Auckland has the opportunity to host smart buildings that are managed by data analytics and save plenty of money in power bills, writes Graham Skellern.
Leading professional services firm Beca has dived into the exciting world of artificial intelligence to ensure buildings and other infrastructure can be efficiently managed and operated in Auckland and other parts of the world.
Using a digital model and the latest cloud-based mobile technology, Beca has developed an advanced data analytics system — or continuous tuning service — that pinpoints sub-par performance in maintenance, air quality and energy use.
The system automatically collects and analyses millions of data points from the building, detects faults, and diagnoses issues including wasting energy and money using algorithms and rule checks based on engineering principles.
The building managers can view the performance and create actions by logging into an online dashboard, even on their mobile devices. These smart buildings using ground-breaking Beca technology can save up to 30 per cent in power bills and deliver a return on investment within two years.
"We are developing leading edge digital technology to remain internationally competitive," says Singapore-based Steve Perkins, a technical director in Beca's Global Building Group.
Perkins is involved with Beca's new Digital Innovation Hub, which was launched at the start of October and is supported by the Singapore Economic Development Board. The hub in Singapore will enhance Beca's advanced manufacturing and smart cities consulting services by developing and delivering digital technology solutions to clients across Asia, New Zealand and Australia.
"The digital revolution is moving fast and there are many directions we can take to transform our clients' businesses, so we created the innovation hub to support our project teams," says Perkins.
"We created a workshop space fitted out with the latest in technology to allow them to explore and collaboratively develop new engineering solutions with key project stakeholders.
"We also have a group of experts who can collaborate at short notice and work with these engineering teams to guide them on implementing emerging technologies."
Beca's building information modelling system was installed in the refurbished Mason Bros. space in the Wynyard Quarter Innovation Precinct. During the refurbishment, asset information was captured onsite using iPads and then embedded back into the 3D environment. This included data from the supply chain, and linking essential documents such as manuals, commissioning information and warranties to specific 3D models.
The solution enabled the owner, Precinct Properties, to digitally manage the lifecycle of the building's plant and equipment with greater efficiency, transparency and accuracy.
Greg Lowe, Beca's chief executive, says the modelling system has huge industry potential because building management teams can use the technology to instantly raise work orders while on site. The technology also provides more accurate financial forecasting of maintenance needs and an unparalleled service for tenants.
"We see wide application of new technologies across multiple markets including industrial, buildings, infrastructure, power and water, government and advisory," says Lowe.
Beca first introduced its building tuning service to Victoria University in Wellington.
Between January 2016 and March 2018 the university saved $84,000 and a sustained energy reduction of 30 per cent.
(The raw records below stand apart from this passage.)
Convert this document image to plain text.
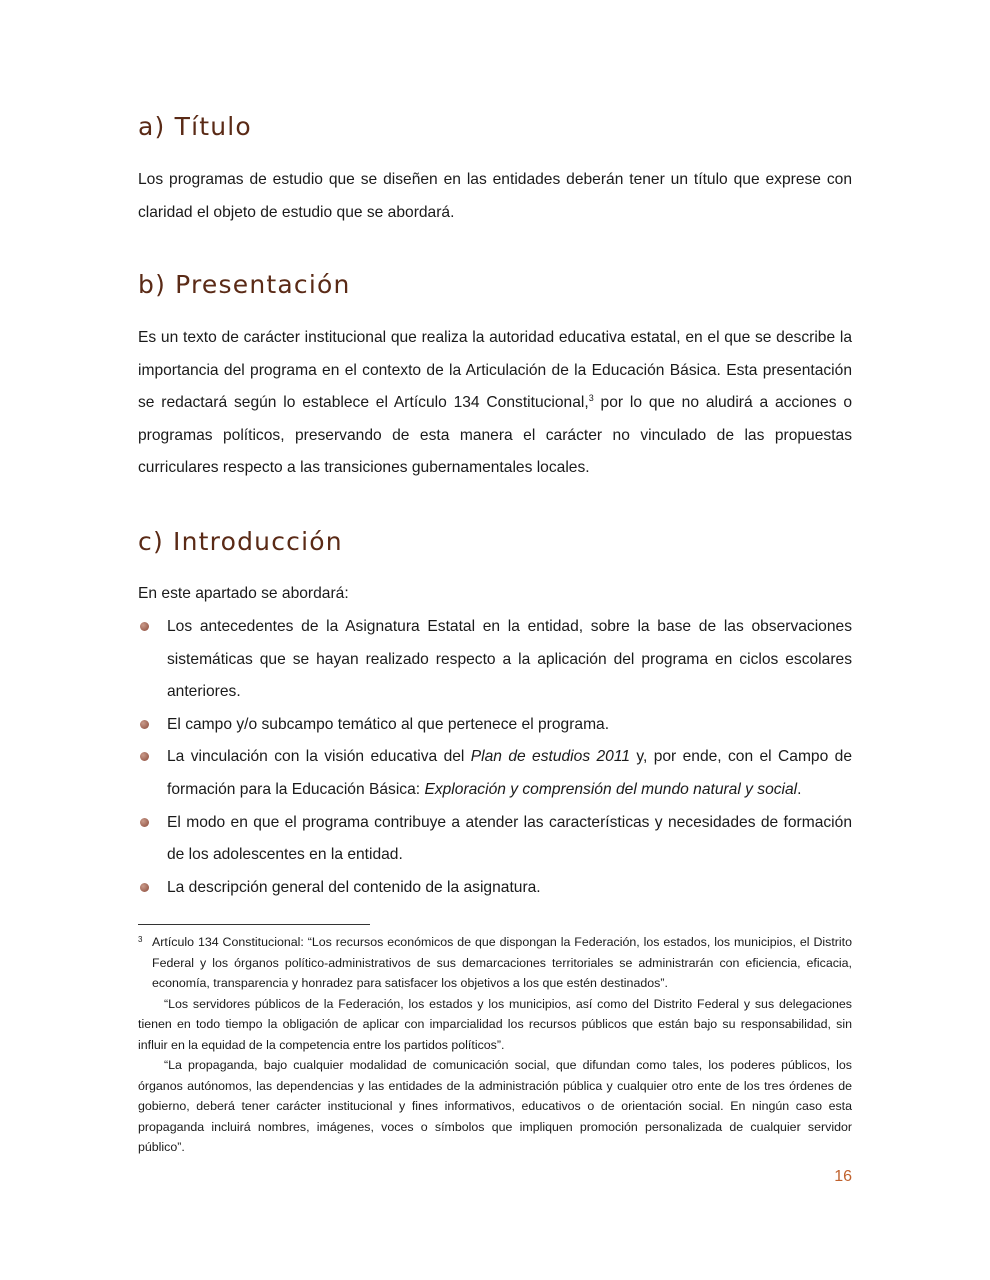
a) Título

Los programas de estudio que se diseñen en las entidades deberán tener un título que exprese con claridad el objeto de estudio que se abordará.

b) Presentación

Es un texto de carácter institucional que realiza la autoridad educativa estatal, en el que se describe la importancia del programa en el contexto de la Articulación de la Educación Básica. Esta presentación se redactará según lo establece el Artículo 134 Constitucional,$^3$ por lo que no aludirá a acciones o programas políticos, preservando de esta manera el carácter no vinculado de las propuestas curriculares respecto a las transiciones gubernamentales locales.

c) Introducción

En este apartado se abordará:

Los antecedentes de la Asignatura Estatal en la entidad, sobre la base de las observaciones sistemáticas que se hayan realizado respecto a la aplicación del programa en ciclos escolares anteriores.
El campo y/o subcampo temático al que pertenece el programa.
La vinculación con la visión educativa del Plan de estudios 2011 y, por ende, con el Campo de formación para la Educación Básica: Exploración y comprensión del mundo natural y social.
El modo en que el programa contribuye a atender las características y necesidades de formación de los adolescentes en la entidad.
La descripción general del contenido de la asignatura.

3 Artículo 134 Constitucional: “Los recursos económicos de que dispongan la Federación, los estados, los municipios, el Distrito Federal y los órganos político-administrativos de sus demarcaciones territoriales se administrarán con eficiencia, eficacia, economía, transparencia y honradez para satisfacer los objetivos a los que estén destinados”.

“Los servidores públicos de la Federación, los estados y los municipios, así como del Distrito Federal y sus delegaciones tienen en todo tiempo la obligación de aplicar con imparcialidad los recursos públicos que están bajo su responsabilidad, sin influir en la equidad de la competencia entre los partidos políticos”.

“La propaganda, bajo cualquier modalidad de comunicación social, que difundan como tales, los poderes públicos, los órganos autónomos, las dependencias y las entidades de la administración pública y cualquier otro ente de los tres órdenes de gobierno, deberá tener carácter institucional y fines informativos, educativos o de orientación social. En ningún caso esta propaganda incluirá nombres, imágenes, voces o símbolos que impliquen promoción personalizada de cualquier servidor público”.

16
The ongoing data analytics service was a fraction of the energy savings it delivered — the payback came in 1.3 years — and the service is now being delivered in six of the university's buildings.
Beca is providing data analytics systems for 90 per cent of the buildings on Singapore's Nanyang University campus. It is also the smart building consultant for the advanced 130,000sq m manufacturing complex in the new Singapore Jurong Innovation District.
A participant in the Smart City conversation with Auckland Council, Beca is piloting conversational artificial intelligence (chatbots) to help local government increase public engagement, reduce costs and create better outcomes for communities.
Beca calls it co-creating with "hyperlocal" communities — directly involving the community in creating plans, programmes and initiatives.
The artificial intelligence system is designed for natural and engaging conversations in multiple languages, is patient and trained to be interested. The system can be accessed through the web, over the phone, via social media or in person using smart voice assistants.
Unlike typical consultation and focus group processes, which relate to specific projects and run for a set period of time, the Beca system is available 24/7 and will respond to any community issue.
Insights are provided based on the topics that the community is talking about, how sentiment changes over time, and the different ideas that people propose or support.
The system can also re-contact people, asking more detailed questions or alerting them of new projects or plans relevant to their location or interests
Beca's Smart Cities advocate Matt Ensor, Business Director-Advisory Services, says one of the goals of a smarter city is to engage people with their communities — especially getting the views of the silent majority.
"The nirvana is not an app-driven world but using latest technology to take the frustrations out of city living — like knowing when the bus will turn up," Ensor says.
"When artificial intelligence is applied to solving a problem, is when it's most powerful.
Smart artificial intelligence can transform the way we plan and deliver transport networks and urban developments, and it provides massive cost reductions and faster actions," he says.